0こんにちは。《覚醒》ではじまる連で終わってもいいように思いました。第一連の《透明なビニール傘》のなかにある《カンナ》を神話的に捉える目は良いな、と思いますが、後半に使われた時は、その効果がすでに薄れているように感じます。
0藤一紀さま 読んでくださりありがとうございます。 カンナを神話的に捉える目をお褒めいただき恐縮です。 「覚醒」ではじまる連で終わる発想はまるでなく、目から鱗の思いです。それでも作品は成り立ち、以下は蛇足なのかもしれません。 ただ、これは「檻」がテーマなので、ふたたび「雨の格子」を登場させて、「どこまでいっても『檻』だけどそのなかで前向きに生きたい」という思想を明示したかったのでこのような構成、締めかたになりました。 感じかたは人それぞれで、これが正解というものはないということをわたしはここのコメ欄で学習しました。 藤さまの意見も面白く、参考にしたいと思います。 コメントくださり本当に感謝です。

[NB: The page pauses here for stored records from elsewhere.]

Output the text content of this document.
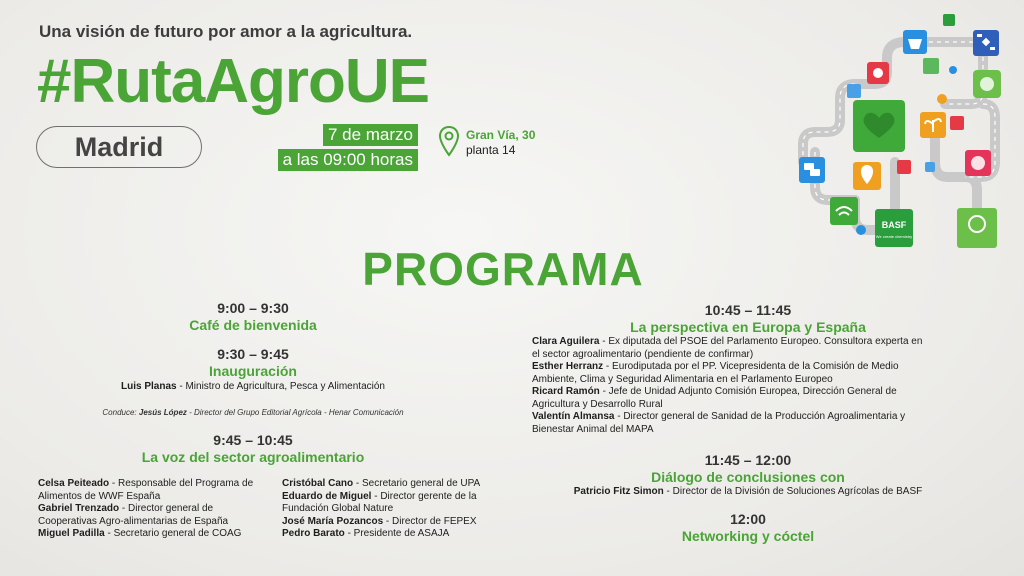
Una visión de futuro por amor a la agricultura.
#RutaAgroUE
Madrid	7 de marzo
a las 09:00 horas
Gran Vía, 30
planta 14
BASF
We create chemistry
PROGRAMA
9:00 – 9:30
Café de bienvenida
9:30 – 9:45
Inauguración
Luis Planas - Ministro de Agricultura, Pesca y Alimentación
Conduce: Jesús López - Director del Grupo Editorial Agrícola - Henar Comunicación
9:45 – 10:45
La voz del sector agroalimentario
Celsa Peiteado - Responsable del Programa de Alimentos de WWF España
Gabriel Trenzado - Director general de Cooperativas Agro-alimentarias de España
Miguel Padilla - Secretario general de COAG
Cristóbal Cano - Secretario general de UPA
Eduardo de Miguel - Director gerente de la Fundación Global Nature
José María Pozancos - Director de FEPEX
Pedro Barato - Presidente de ASAJA
10:45 – 11:45
La perspectiva en Europa y España
Clara Aguilera - Ex diputada del PSOE del Parlamento Europeo. Consultora experta en el sector agroalimentario (pendiente de confirmar)
Esther Herranz - Eurodiputada por el PP. Vicepresidenta de la Comisión de Medio Ambiente, Clima y Seguridad Alimentaria en el Parlamento Europeo
Ricard Ramón - Jefe de Unidad Adjunto Comisión Europea, Dirección General de Agricultura y Desarrollo Rural
Valentín Almansa - Director general de Sanidad de la Producción Agroalimentaria y Bienestar Animal del MAPA
11:45 – 12:00
Diálogo de conclusiones con
Patricio Fitz Simon - Director de la División de Soluciones Agrícolas de BASF
12:00
Networking y cóctel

0「檻に帰る」という冷たい響きの帰宅後に、夢の中を縦横無尽に駆け巡る様が本当に夢心地のようであったのに、「ここも檻であったのか」と気付くところに、言い得ぬ虚しさや真実の乾き具合を感じました。「覚醒」後、前述と同じ節が繰り返される中でも、「嘘を愛して生きてゆくのだ」といった覚悟を、「出来ることならば 花よりも花らしく〜」と「らしく」と連ねることで、透き通った可愛らしいような、愛しいような響きになっている言葉がとても心地良く、檻という無機質な全体の雰囲気に柔らかさが添えられているように思い、好きだなぁと思いました。
0紺さま 読んでくださりありがとうございます。 そうですね。 夢はいとおしいものですが、夢にしがみついて生きてゆくことは出来ないと考えています。 最終連までの表現を好きだと言ってもらえてとても嬉しいです。 コメントくださり本当に感謝です。